A.I. and News may not be the best answer in the trust crisis of media. Systrom does not seem to understand the intricacies of what has come before in text or news. Like most startups at this stage, Artifact has yet to commit to a business model. Advertising would be an obvious fit, Systrom said. He’s also interested in thinking about revenue-sharing deals with publishers.
Artifact would work well if it leveraged the peer recommmendations Subsack and beehiiv are using. If Artifact gets big, it could help readers find new publications and encourage them to subscribe to them; it may make sense for Artifact to try to take a cut. I guess it will have to learn the hard way of where others have failed, it will try again.
I think Artifact will try to be high-brow and focus on quality:
Artifact will take seriously the job of serving readers with high-quality news and information.
That means an effort to include only publishers who adhere to editorial standards of quality.
I’m not sure how that translates into virality or immersion for readers though? Artifact will also remove individual posts that promote falsehoods. Not sure how they plan to do that. What’s actually refreshing about Substack is that they don’t do that, they don’t intervene whenever possible in that 1 to 1 relationship between authors and their audiences.
Measuring Reading Time with A.I.
An imporatnt innovation that Medium built into their somewhat scammy platform is reading time analysis. So Artifact will also enable machine-learning systems that will be primarily optimized to measure how long you spend reading about various subjects — as opposed to, say, what generates the most clicks and comments — in an effort to reward more deeply engaging material.

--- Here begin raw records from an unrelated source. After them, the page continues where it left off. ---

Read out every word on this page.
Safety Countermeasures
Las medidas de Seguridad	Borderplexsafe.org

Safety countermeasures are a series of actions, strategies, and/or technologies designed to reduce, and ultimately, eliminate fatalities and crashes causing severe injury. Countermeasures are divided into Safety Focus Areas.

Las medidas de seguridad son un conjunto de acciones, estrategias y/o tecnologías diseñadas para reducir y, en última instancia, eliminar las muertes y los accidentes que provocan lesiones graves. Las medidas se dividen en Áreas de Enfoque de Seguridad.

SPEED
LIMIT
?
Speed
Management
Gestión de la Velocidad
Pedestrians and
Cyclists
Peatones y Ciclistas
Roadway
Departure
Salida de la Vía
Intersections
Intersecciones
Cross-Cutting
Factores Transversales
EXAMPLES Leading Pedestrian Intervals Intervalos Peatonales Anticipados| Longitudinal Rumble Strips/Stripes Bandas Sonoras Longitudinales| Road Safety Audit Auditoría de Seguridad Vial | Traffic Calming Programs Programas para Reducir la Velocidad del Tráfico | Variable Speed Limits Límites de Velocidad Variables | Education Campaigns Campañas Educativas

So over time it will get a more personalized idea about what to serve a reader. That sort of back-end reader experience optimization could be valuable over time as it gets better at that.
Casey said that for now, Systrom and Krieger are funding Artifact themselves. I’m sure that stage won’t last long. But publishing at the intersection of the TikTok of Text isn’t exactly necessarily a winning idea, it’s very hard to implement and get traction with. The thing is the competition of aggregators and News readers is just so bad.
Having sold Instagram to Facebook for $715 million, Systrom and Krieger had no pressing need to get a job.
I’m glad to see them trying a new startup idea, even if Artifact is a bit of a dark horse idea. With Medium on the verge of being dead, we definately need new blood in how we read text news articles and Newsletters in one place or on one app.
Read an article inside the app, and when you return to the feed, it will suggest more stories like it in a handsome carousel.
They clearly want Artifact to be social, like Twitter, but more based on deeper reading.
News aggregators tend to eat money and die very fast, so it will be interesting to see what makes this one unique. I think they will get into the Newsletter economy in a big way, because that’s the direction media has gone in in recent years.
Fashioned as a sort of TikTok for news, the social app will let users read articles from big and small publishers alike, and, over time, suggests news stories based on their interests. I just hope some of those niche and small publishers are people like you and I on Substack, time will tell.